The gap between the two is the integrality gap. For some problem classes it is zero in practice (network flow, assignment, matching on bipartite graphs). For others — most scheduling, most packing — it’s meaningful.
Pitfall 2: LP-feasible, ILP-infeasible
This is the sharp one. The LP relaxation can be feasible and
return an optimum even when the ILP has no feasible
integer solution at all. grove v0.1 will report
Status = Optimal with a non-integer vector; CBC
or HiGHS would correctly report Infeasible.
A minimal example. The following ILP is genuinely infeasible
— no integer pair (x1, x2) can satisfy
0.5 ≤ x1 − x2 ≤ 0.75:
p := grove.NewProblem("tricky", grove.Minimize)
x1 := p.NewVar("x1", grove.Integer, grove.Bounds(-1, 1))
x2 := p.NewVar("x2", grove.Integer, grove.Bounds(-1, 1))
x3 := p.NewVar("x3", grove.Integer, grove.Bounds(-1, 1))
p.SetObjective(grove.Expr{x1: 2, x2: -3, x3: 1})
p.AddConstraint("c1", grove.Expr{x1: 1, x2: -1}, grove.GTE, 0.5)
p.AddConstraint("c2", grove.Expr{x1: 1, x2: -1}, grove.LTE, 0.75)
p.AddConstraint("c3", grove.Expr{x2: 1, x3: -1}, grove.LTE, 1.25)
p.AddConstraint("c4", grove.Expr{x2: 1, x3: -1}, grove.GTE, 0.95)
r, _ := p.Solve()
// grove v0.1: r.Status == Optimal, z* = -0.25, (x1, x2, x3) = (0.75, 0.25, -1)
// PuLP / CBC: r.Status == Infeasible
In a continuous world this model has a perfectly fine vertex
at (0.75, 0.25, -1). In an integer world, there
is simply no pair of integers in [-1, 1] whose
difference lies between 0.5 and 0.75
(the closest feasible differences are 0 and
1). A true MIP solver knows this; a pure LP
solver does not.
How grove protects you
Every Solve runs a post-solve integrality check.

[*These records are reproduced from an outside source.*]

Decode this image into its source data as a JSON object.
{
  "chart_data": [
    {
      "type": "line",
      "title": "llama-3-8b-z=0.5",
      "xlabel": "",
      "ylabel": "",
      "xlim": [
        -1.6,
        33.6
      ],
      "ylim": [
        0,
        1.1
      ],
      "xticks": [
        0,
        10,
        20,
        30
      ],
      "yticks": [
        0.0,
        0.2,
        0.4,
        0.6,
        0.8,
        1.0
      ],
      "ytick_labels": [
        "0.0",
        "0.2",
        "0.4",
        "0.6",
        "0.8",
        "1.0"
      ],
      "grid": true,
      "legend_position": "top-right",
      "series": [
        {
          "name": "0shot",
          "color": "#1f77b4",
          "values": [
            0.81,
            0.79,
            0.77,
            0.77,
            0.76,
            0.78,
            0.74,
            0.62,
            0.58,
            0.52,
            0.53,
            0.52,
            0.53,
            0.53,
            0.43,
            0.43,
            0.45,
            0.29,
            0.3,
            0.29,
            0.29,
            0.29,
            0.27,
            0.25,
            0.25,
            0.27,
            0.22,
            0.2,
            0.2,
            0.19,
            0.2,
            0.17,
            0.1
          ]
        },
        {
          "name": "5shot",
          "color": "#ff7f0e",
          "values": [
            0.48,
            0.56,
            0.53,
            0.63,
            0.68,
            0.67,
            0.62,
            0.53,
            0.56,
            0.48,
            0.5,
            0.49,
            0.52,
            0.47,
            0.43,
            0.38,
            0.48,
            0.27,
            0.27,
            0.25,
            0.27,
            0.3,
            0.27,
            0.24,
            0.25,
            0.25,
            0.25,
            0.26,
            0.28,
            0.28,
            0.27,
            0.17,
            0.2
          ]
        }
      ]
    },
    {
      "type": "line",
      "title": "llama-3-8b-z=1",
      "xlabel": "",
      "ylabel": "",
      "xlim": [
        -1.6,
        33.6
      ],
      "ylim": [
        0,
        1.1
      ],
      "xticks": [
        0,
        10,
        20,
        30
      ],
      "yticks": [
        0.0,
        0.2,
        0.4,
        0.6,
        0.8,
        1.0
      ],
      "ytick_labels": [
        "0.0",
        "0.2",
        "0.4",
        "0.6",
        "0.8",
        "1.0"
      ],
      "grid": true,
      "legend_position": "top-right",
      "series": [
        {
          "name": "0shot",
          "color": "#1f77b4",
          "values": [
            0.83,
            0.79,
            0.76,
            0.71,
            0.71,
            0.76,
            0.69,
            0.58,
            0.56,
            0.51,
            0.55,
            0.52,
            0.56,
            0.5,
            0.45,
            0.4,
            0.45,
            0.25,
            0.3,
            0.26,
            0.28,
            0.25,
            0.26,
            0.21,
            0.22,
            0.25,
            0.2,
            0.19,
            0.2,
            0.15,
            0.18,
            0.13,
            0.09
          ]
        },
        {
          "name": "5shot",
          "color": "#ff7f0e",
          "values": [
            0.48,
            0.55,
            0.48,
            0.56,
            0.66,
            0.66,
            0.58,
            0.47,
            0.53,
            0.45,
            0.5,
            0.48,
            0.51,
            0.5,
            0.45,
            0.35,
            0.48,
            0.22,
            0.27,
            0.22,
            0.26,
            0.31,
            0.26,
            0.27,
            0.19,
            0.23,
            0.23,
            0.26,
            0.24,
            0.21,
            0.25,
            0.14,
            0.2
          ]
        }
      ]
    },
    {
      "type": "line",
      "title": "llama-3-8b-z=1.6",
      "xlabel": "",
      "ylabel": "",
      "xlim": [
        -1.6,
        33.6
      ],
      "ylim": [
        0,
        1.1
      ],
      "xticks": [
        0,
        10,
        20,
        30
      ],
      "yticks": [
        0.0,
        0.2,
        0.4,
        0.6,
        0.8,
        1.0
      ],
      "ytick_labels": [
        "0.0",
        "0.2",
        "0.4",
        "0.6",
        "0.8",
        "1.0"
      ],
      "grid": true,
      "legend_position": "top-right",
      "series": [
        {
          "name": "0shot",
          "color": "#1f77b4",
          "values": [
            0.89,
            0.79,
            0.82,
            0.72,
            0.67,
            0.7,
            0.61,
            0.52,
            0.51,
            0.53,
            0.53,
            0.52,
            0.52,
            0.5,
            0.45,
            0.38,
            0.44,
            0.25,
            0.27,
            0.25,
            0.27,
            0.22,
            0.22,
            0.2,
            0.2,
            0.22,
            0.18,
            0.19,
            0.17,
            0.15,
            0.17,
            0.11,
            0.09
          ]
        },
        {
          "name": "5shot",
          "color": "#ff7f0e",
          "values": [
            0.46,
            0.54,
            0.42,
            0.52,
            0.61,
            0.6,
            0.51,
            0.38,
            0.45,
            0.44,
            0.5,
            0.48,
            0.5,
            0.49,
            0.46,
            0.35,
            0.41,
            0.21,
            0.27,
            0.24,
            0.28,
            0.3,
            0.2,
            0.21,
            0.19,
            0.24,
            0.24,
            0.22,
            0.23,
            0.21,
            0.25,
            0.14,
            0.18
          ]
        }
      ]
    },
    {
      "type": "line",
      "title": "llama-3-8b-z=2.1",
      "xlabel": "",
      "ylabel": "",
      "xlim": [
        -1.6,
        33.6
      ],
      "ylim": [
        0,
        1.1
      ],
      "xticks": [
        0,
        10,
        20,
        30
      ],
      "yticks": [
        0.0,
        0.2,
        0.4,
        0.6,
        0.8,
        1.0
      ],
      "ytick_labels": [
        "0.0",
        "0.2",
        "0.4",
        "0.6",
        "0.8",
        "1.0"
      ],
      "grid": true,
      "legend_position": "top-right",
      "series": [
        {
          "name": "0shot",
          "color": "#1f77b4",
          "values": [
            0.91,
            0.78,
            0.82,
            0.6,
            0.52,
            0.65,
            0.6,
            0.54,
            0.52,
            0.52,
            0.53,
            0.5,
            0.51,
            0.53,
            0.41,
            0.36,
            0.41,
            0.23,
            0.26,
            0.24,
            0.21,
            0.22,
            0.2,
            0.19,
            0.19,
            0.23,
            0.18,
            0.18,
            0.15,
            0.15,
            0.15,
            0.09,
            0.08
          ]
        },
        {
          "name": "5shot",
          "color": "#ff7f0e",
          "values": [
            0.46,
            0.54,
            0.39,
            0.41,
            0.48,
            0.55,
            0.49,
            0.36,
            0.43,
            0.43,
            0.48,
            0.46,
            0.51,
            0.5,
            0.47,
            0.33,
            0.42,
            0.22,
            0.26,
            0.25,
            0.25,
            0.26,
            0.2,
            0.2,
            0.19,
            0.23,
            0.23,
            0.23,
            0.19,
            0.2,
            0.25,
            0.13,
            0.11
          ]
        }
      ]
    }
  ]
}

If the problem declares any Integer or
Binary variables and any of them come back
non-integer (within a tolerance of 1e-6), grove
does three things:
- Appends a warning to
Result.Warnings. - Folds the same text into
Result.Message. - Makes the list of offending variables available via
Result.NonIntegerIntegerVars(p) []*Var.
res, _ := prob.Solve()
if len(res.Warnings) > 0 {
for _, w := range res.Warnings {
log.Printf("grove warning: %s", w)
}
}
for _, v := range res.NonIntegerIntegerVars(prob) {
log.Printf("non-integer in integer var %s: %g", v.Name(), res.Value(v))
}
The warning prefix is exposed as a stable constant so you can gate CI on it:
for _, w := range res.Warnings {
if strings.HasPrefix(w, grove.WarnLPRelaxationOnly) {
return fmt.Errorf("ILP relaxed to LP for model %q — refusing to promote", prob.Name())
}
}
Rule of thumb until v0.4
| Your model | Trust grove’s output? |
|---|---|
Only Continuous variables |
yes, fully |
Integer/Binary vars, LP optimum is integer-valued, no warning |
yes — this is the textbook case |
Integer/Binary vars, warning emitted |
treat as a bound, not an answer |
For the bottom row, use grove’s result as an upper bound (if you’re maximising) or a lower bound (if you’re minimising) on the true ILP optimum. To get an actual ILP answer, either wait for v0.4 or pass the same model into HiGHS via the Python or C interface — grove can write MPS for you, see File I/O.
Why grove doesn’t just reject integer models
Because the majority of ILPs people write have integer-valued LP vertices; totally-unimodular constraint matrices are common. Rejecting those would be surprising-in-a-different-way. grove takes the middle path: accept the model, solve the relaxation, tell you when the relaxation lied.
The same philosophy applies to the HiGHS backend
stub in v0.1 — it accepts the same Solver interface
shape so you can wire it into your code today, and it will
start returning real answers as soon as v0.3 lands.